Invero il secondo comma dell'art. 167 fa espresso riferimento al trattamento dei dati personali di cui agli articoli 9 e 10 del Regolamento in violazione delle disposizioni di cui agli articoli 2-sexies e 2-octies, o delle misure di garanzia di cui all'articolo 2-septies. L'art. 9 del Regolamento riguarda i cd. dati “particolari”, mentre l'art. 10 riguarda il trattamento dei dati personali relativi a condanne penali e reati.

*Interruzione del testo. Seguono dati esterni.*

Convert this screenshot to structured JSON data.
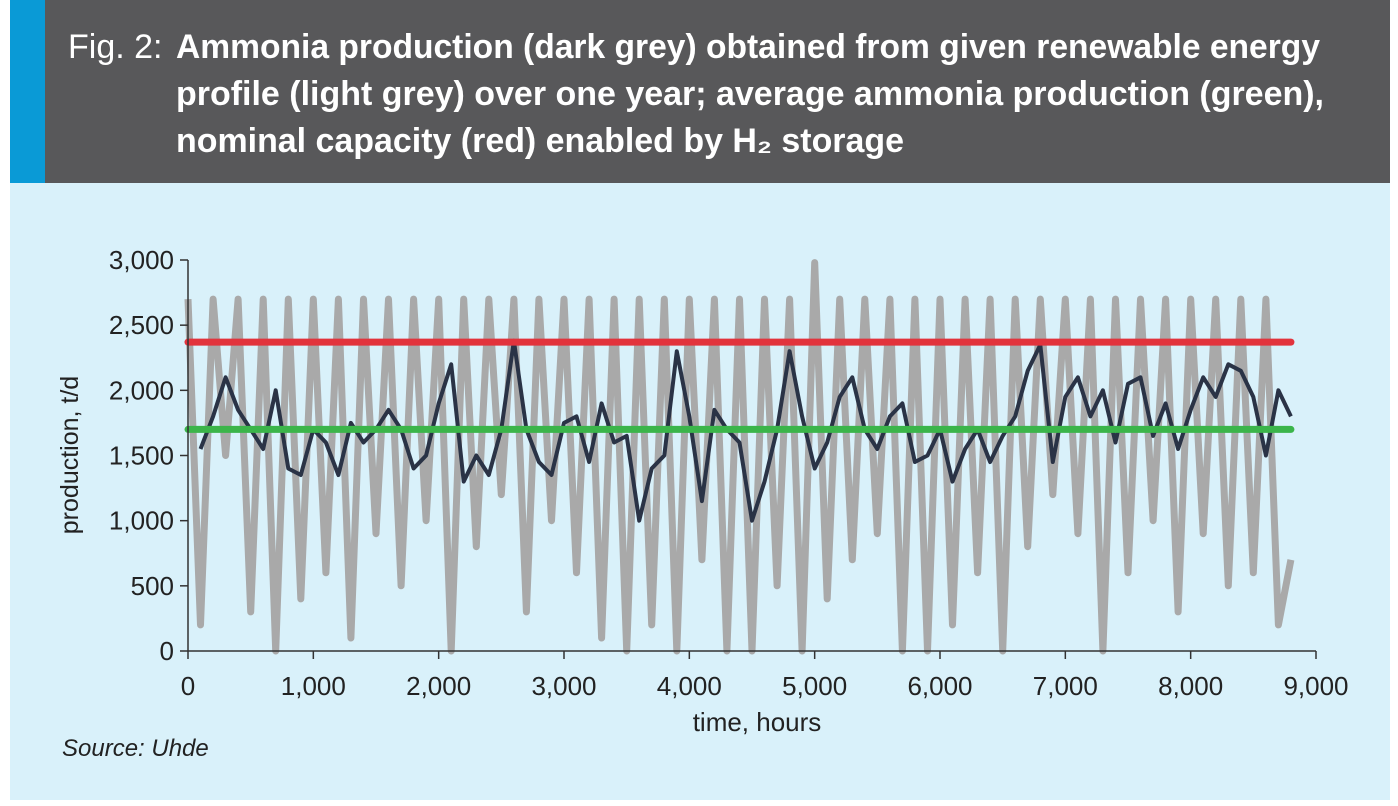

Ma rileva in questa sede rimarcare come non ogni violazione rilevi, ma solo quelle riferite alle prescrizioni di cui:

  • all'art. 2-sexies: i trattamenti delle categorie particolari di dati personali di cui all'articolo 9, paragrafo 1, del Regolamento, necessari per motivi di interesse pubblico rilevante ai sensi del paragrafo 2, lettera g), del medesimo articolo, sono ammessi qualora siano previsti dal diritto dell'Unione europea ovvero, nell'ordinamento interno, da disposizioni di legge o di regolamento o da atti amministrativi generali che specifichino i tipi di dati che possono essere trattati, le operazioni eseguibili e il motivo di interesse pubblico rilevante, nonché' le misure appropriate e specifiche per tutelare i diritti fondamentali e gli interessi dell'interessato.
  • all'art. 2-octies: fatto salvo quanto previsto dal decreto legislativo 18 maggio 2018, n. 51, il trattamento di dati personali relativi a condanne penali e a reati o a connesse misure di sicurezza sulla base dell'articolo 6, paragrafo 1, del Regolamento, che non avviene sotto il controllo dell'autorità pubblica, è consentito, ai sensi dell'articolo 10 del medesimo regolamento, solo se autorizzato da una norma di legge o, nei casi previsti dalla legge, di regolamento, che prevedano garanzie appropriate per i diritti e le libertà degli interessati.
  • all'art. 2-septies: in attuazione di quanto previsto dall'articolo 9, paragrafo 4, del regolamento, i dati genetici, biometrici e relativi alla salute, possono essere oggetto di trattamento in presenza di una delle condizioni di cui al paragrafo 2 del medesimo articolo ed in conformità alle misure di garanzia disposte dal Garante, nel rispetto di quanto previsto dal presente articolo.

Ora se è pur vero che l'art. 167 fa riferimento, quale soggetto attivo, a “chiunque”, è nondimeno vero che la lettura integrale della norma penale comporta il necessario confronto con tutte le disposizioni in esse richiamate.

Tale conclusione risulta avvalorata da Cass. pen., sez. I, 3 ottobre 2019, n. 3269: «L'attuale testo del d.lgs. n. 196 del 2003, art. 167, invero, nei primi due commi, ha configurato altrettante ipotesi di trattamento illecito di dati personali, i cui elementi di intersezione con le corrispondenti ipotesi previste dalla disposizione prima della sostituzione in virtù del d.lgs. n. 101 del 2018, art. 15, esigono specifica verifica, da svolgersi – in relazione alla concreta fattispecie accertata e sanzionata con la sentenza emessa durante la vigenza della disposizione sostituita, ma – sulla scorta della comparazione strutturale tra le fattispecie».

Se non può che condividersi l'invocato rispetto sacrale della privacy, di cui alla sentenza in commento, nondimeno appare necessaria la comparazione strutturale tra le fattispecie, proprio come affermato dalla Prima Sezione della stessa Cassazione.